Título: Indústria paga caro por empréstimos
Autor: Marcelo Rehder
Fonte: O Estado de São Paulo, 22/08/2005, Economia & Negócios, p. A22

Custo desse crédito recai ou na alta de preços ou na rentabilidade das empresas que reduzem investimentos e criação de empregos

O aumento da taxa Selic está custando caro para as empresas que tiveram de recorrer a empréstimos bancários. Estudo da Associação Nacional dos Executivos de Finanças, Administração e Contabilidade (Anefac) mostra que só neste primeiro semestre as empresas desembolsaram R$ 9,960 bilhões apenas com o pagamento de juros, considerando uma carteira total de financiamentos no valor de R$ 414,2 bilhões. Se esse mesmo volume de recursos tivesse sido emprestado no primeiro semestre de 2004, antes da puxada da taxa básica de juros (que começou a subir em setembro), o valor pago seria de R$ 9,173 bilhões - uma diferença de R$ 787 milhões. "A política de juros altos força uma transferência de renda da sociedade para os bancos e o governo", afirma Miguel Ribeiro de Oliveira, vice-presidente da Anefac, responsável pelo estudo. O processo, afirma, traz sérios problemas para a economia do País. Nos setores onde a concorrência é pequena ou inexistente, o aumento do custo financeiro é repassado para os preços. Quem não tem o poder de impor preço é obrigado a abrir mão de parte da rentabilidade e reduzir a capacidade de investir e criar empregos.

Para calcular valores correspondentes ao pagamento de juros, a Anefac trabalhou com dados do Banco Central (BC) referentes a financiamentos bancários com os chamados recursos livres (não incluem empréstimos do BNDES nem crédito rural). A entidade calculou a taxa média de juros baseada no volume de recursos emprestados no primeiro semestre em cada modalidade de crédito à pessoa jurídica. Na primeira metade deste ano, a taxa média de juros cobrada das empresas ficou em 2,4% ao mês, ante 2,2% no mesmo período de 2004.

A manutenção da Selic em 19,75% ao ano, na prática, representou aumento da taxa real de juros, já que a inflação recuou no período."O BC tem um samba de uma nota só. Qualquer desculpa serve para não baixar os juros", critica Mário Bernardini, diretor do Departamento de Competitividade do Centro das Indústrias do Estado de São Paulo (Ciesp).

O juro real deve ficar em 14,25%, de acordo com pesquisa do próprio BC. Para se ter uma idéia do que isso significa, Bernardini cita que a rentabilidade das empresas que atuam nos setores chamados concorrenciais está ao redor de 10%, na melhor das hipóteses.

"Hoje é muito mais rentável e seguro deixar o dinheiro aplicado no mercado financeiro do que investir em máquinas ou mais capital de capital de giro", afirma Sérgio Janikan, dono da Dom José Têxtil Indústria e Comércio, de Blumenau.
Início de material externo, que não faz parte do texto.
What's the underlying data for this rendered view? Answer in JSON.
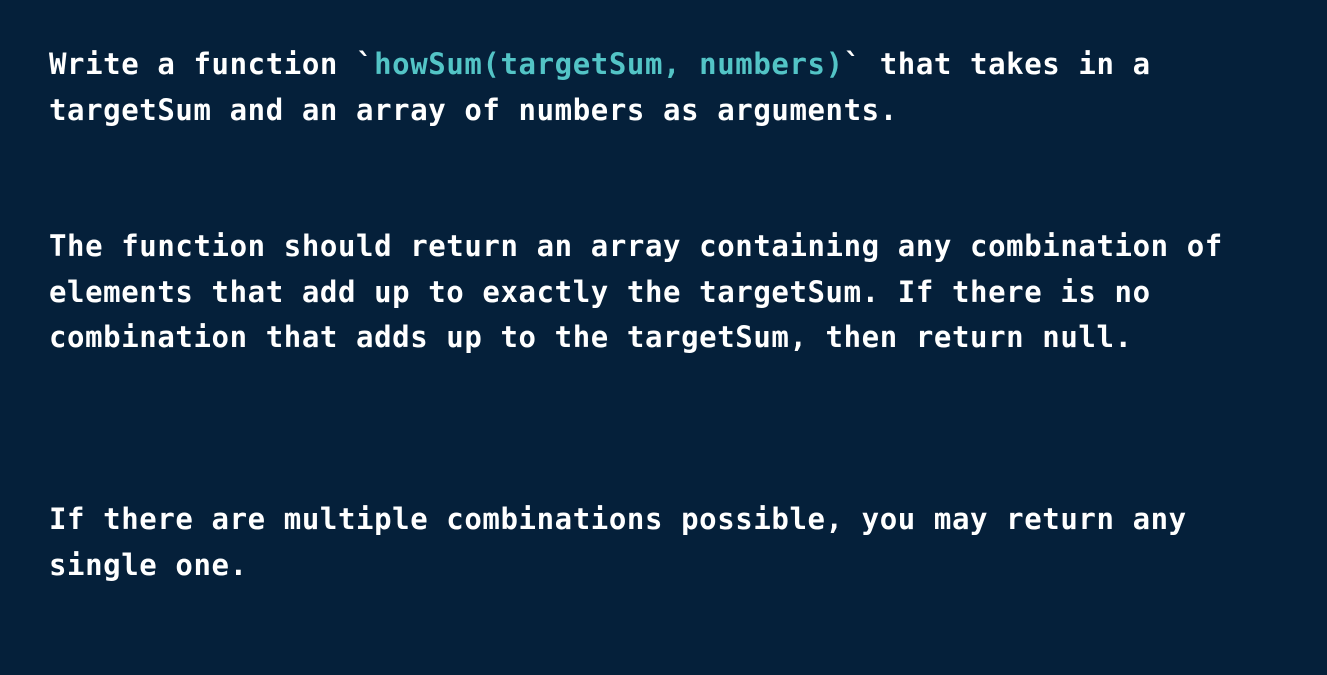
{
  "colors": {
    "background": "#05203a",
    "text": "#ffffff",
    "accent": "#53c4c6"
  },
  "paragraph_1": {
    "line_1_before": "Write a function `",
    "line_1_code": "howSum(targetSum, numbers)",
    "line_1_after": "` that takes in a",
    "line_2": "targetSum and an array of numbers as arguments."
  },
  "paragraph_2": {
    "line_1": "The function should return an array containing any combination of",
    "line_2": "elements that add up to exactly the targetSum. If there is no",
    "line_3": "combination that adds up to the targetSum, then return null."
  },
  "paragraph_3": {
    "line_1": "If there are multiple combinations possible, you may return any",
    "line_2": "single one."
  }
}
A empresa deve faturar este ano cerca de R$ 12 milhões. Mesmo assim, trabalha com até 50% de capacidade ociosa. Segundo Janikan, a empresa poderia aumentar a produção, mas não quer correr riscos. "Com esses juros, é preferível faltar mercadoria do que sobrar estoques."
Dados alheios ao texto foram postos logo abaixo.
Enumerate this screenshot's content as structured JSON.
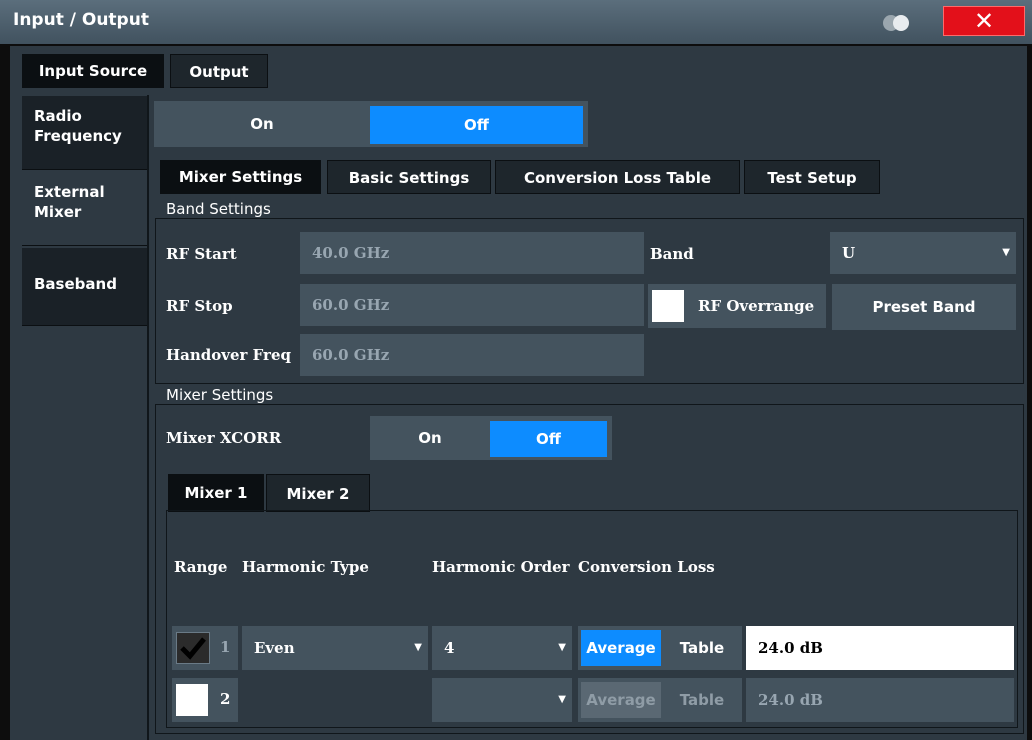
{
  "window": {
    "title": "Input / Output",
    "close": "✕"
  },
  "top_tabs": [
    "Input Source",
    "Output"
  ],
  "side_tabs": [
    {
      "line1": "Radio",
      "line2": "Frequency"
    },
    {
      "line1": "External",
      "line2": "Mixer"
    },
    {
      "line1": "Baseband",
      "line2": ""
    }
  ],
  "state_toggle": {
    "on": "On",
    "off": "Off",
    "selected": "Off"
  },
  "sub_tabs": [
    "Mixer Settings",
    "Basic Settings",
    "Conversion Loss Table",
    "Test Setup"
  ],
  "band_settings": {
    "label": "Band Settings",
    "rf_start_label": "RF Start",
    "rf_start": "40.0 GHz",
    "rf_stop_label": "RF Stop",
    "rf_stop": "60.0 GHz",
    "handover_label": "Handover Freq",
    "handover": "60.0 GHz",
    "band_label": "Band",
    "band": "U",
    "rf_overrange_label": "RF Overrange",
    "rf_overrange_checked": false,
    "preset_band": "Preset Band"
  },
  "mixer_settings": {
    "label": "Mixer Settings",
    "xcorr_label": "Mixer XCORR",
    "xcorr_on": "On",
    "xcorr_off": "Off",
    "xcorr_selected": "Off",
    "mixer_tabs": [
      "Mixer 1",
      "Mixer 2"
    ],
    "headers": {
      "range": "Range",
      "harmonic_type": "Harmonic Type",
      "harmonic_order": "Harmonic Order",
      "conversion_loss": "Conversion Loss"
    },
    "rows": [
      {
        "checked": true,
        "range": "1",
        "harmonic_type": "Even",
        "harmonic_order": "4",
        "mode_average": "Average",
        "mode_table": "Table",
        "loss": "24.0 dB",
        "enabled": true
      },
      {
        "checked": false,
        "range": "2",
        "harmonic_type": "",
        "harmonic_order": "",
        "mode_average": "Average",
        "mode_table": "Table",
        "loss": "24.0 dB",
        "enabled": false
      }
    ]
  },
  "colors": {
    "accent": "#0d8cff",
    "close": "#e3101a",
    "panel": "#2e3942",
    "field": "#44535e"
  }
}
Muitas empresas que não dispõem de recursos próprios para o capital de giro também preferem trabalhar abaixo da capacidade. "Não vale a pena pegar dinheiro nos bancos para financiar a compra de matérias-primas. Os juros são bem maiores que as vantagens oferecidas por fornecedores para pagamentos à vista", conta Luiz Carlos Silva, dono da Lupa Indústria e Comércio, que produz componentes para fabricantes de equipamentos de refrigeração e de bebedouros. A empresa de São Paulo fatura pouco mais de R$ 1 milhão por ano.

Grandes empresas adiam planos de investimentos voltados para o atendimento do mercado interno, por causa das incertezas causadas pelos juros altos. "Os investimentos estratégicos e baseados nas exportações de celulose continuam a pleno vapor. O que não anda são os projetos de aumentar a produção de papel, que dependem da demanda doméstica", diz Boris Tabacof, vice-presidente do Conselho de Administração da Companhia Suzano de Papel e Celulose.
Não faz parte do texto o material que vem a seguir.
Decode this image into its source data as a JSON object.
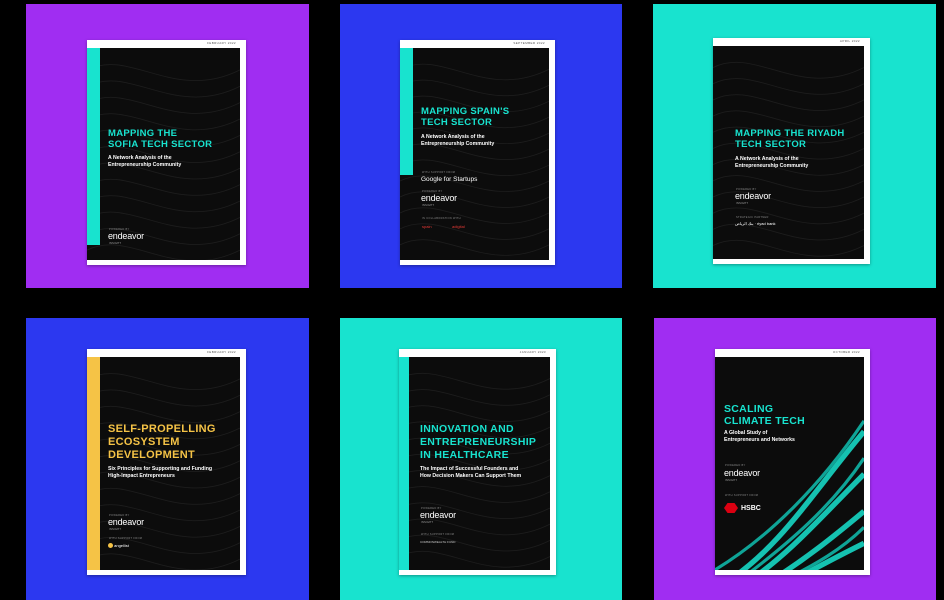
{
  "colors": {
    "purple": "#a02df2",
    "blue": "#2c38f0",
    "teal": "#18e3cf",
    "cover_bg": "#0c0c0c",
    "yellow": "#f5c346"
  },
  "covers": [
    {
      "date": "FEBRUARY 2022",
      "title_line1": "MAPPING THE",
      "title_line2": "SOFIA TECH SECTOR",
      "subtitle_line1": "A Network Analysis of the",
      "subtitle_line2": "Entrepreneurship Community",
      "powered_label": "POWERED BY",
      "logo": "endeavor",
      "logo_sub": "INSIGHT"
    },
    {
      "date": "SEPTEMBER 2022",
      "title_line1": "MAPPING SPAIN'S",
      "title_line2": "TECH SECTOR",
      "subtitle_line1": "A Network Analysis of the",
      "subtitle_line2": "Entrepreneurship Community",
      "support_label": "WITH SUPPORT FROM",
      "partner": "Google for Startups",
      "powered_label": "POWERED BY",
      "logo": "endeavor",
      "logo_sub": "INSIGHT",
      "collab_label": "IN COLLABORATION WITH",
      "collab1": "spain",
      "collab2": "adigital"
    },
    {
      "date": "APRIL 2022",
      "title_line1": "MAPPING THE RIYADH",
      "title_line2": "TECH SECTOR",
      "subtitle_line1": "A Network Analysis of the",
      "subtitle_line2": "Entrepreneurship Community",
      "powered_label": "POWERED BY",
      "logo": "endeavor",
      "logo_sub": "INSIGHT",
      "partner_label": "STRATEGIC PARTNER",
      "partner_logo": "بنك الرياض · riyad bank"
    },
    {
      "date": "FEBRUARY 2022",
      "title_line1": "SELF-PROPELLING",
      "title_line2": "ECOSYSTEM",
      "title_line3": "DEVELOPMENT",
      "subtitle_line1": "Six Principles for Supporting and Funding",
      "subtitle_line2": "High-Impact Entrepreneurs",
      "powered_label": "POWERED BY",
      "logo": "endeavor",
      "logo_sub": "INSIGHT",
      "support_label": "WITH SUPPORT FROM",
      "partner": "angellist"
    },
    {
      "date": "JANUARY 2023",
      "title_line1": "INNOVATION AND",
      "title_line2": "ENTREPRENEURSHIP",
      "title_line3": "IN HEALTHCARE",
      "subtitle_line1": "The Impact of Successful Founders and",
      "subtitle_line2": "How Decision Makers Can Support Them",
      "powered_label": "POWERED BY",
      "logo": "endeavor",
      "logo_sub": "INSIGHT",
      "support_label": "WITH SUPPORT FROM",
      "partner": "COMMONWEALTH FUND"
    },
    {
      "date": "OCTOBER 2022",
      "title_line1": "SCALING",
      "title_line2": "CLIMATE TECH",
      "subtitle_line1": "A Global Study of",
      "subtitle_line2": "Entrepreneurs and Networks",
      "powered_label": "POWERED BY",
      "logo": "endeavor",
      "logo_sub": "INSIGHT",
      "support_label": "WITH SUPPORT FROM",
      "partner": "HSBC"
    }
  ]
}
Segundo ele, o mercado interno está estagnado. No ano passado, as vendas domésticas do setor somaram 4,961 milhões de toneladas, retornando aos níveis registrados em 2002 (4,9 milhões de toneladas). Esse quadro não mudou no primeiro semestre deste ano: vendas internas somaram 2,365 milhões de toneladas, ante 2,363 milhões de toneladas em igual período de 2004. "Só vamos entrar em um ciclo de investimentos em papel se houver uma recuperação do mercado, o que fica cada mais distante por causa dos juros elevados."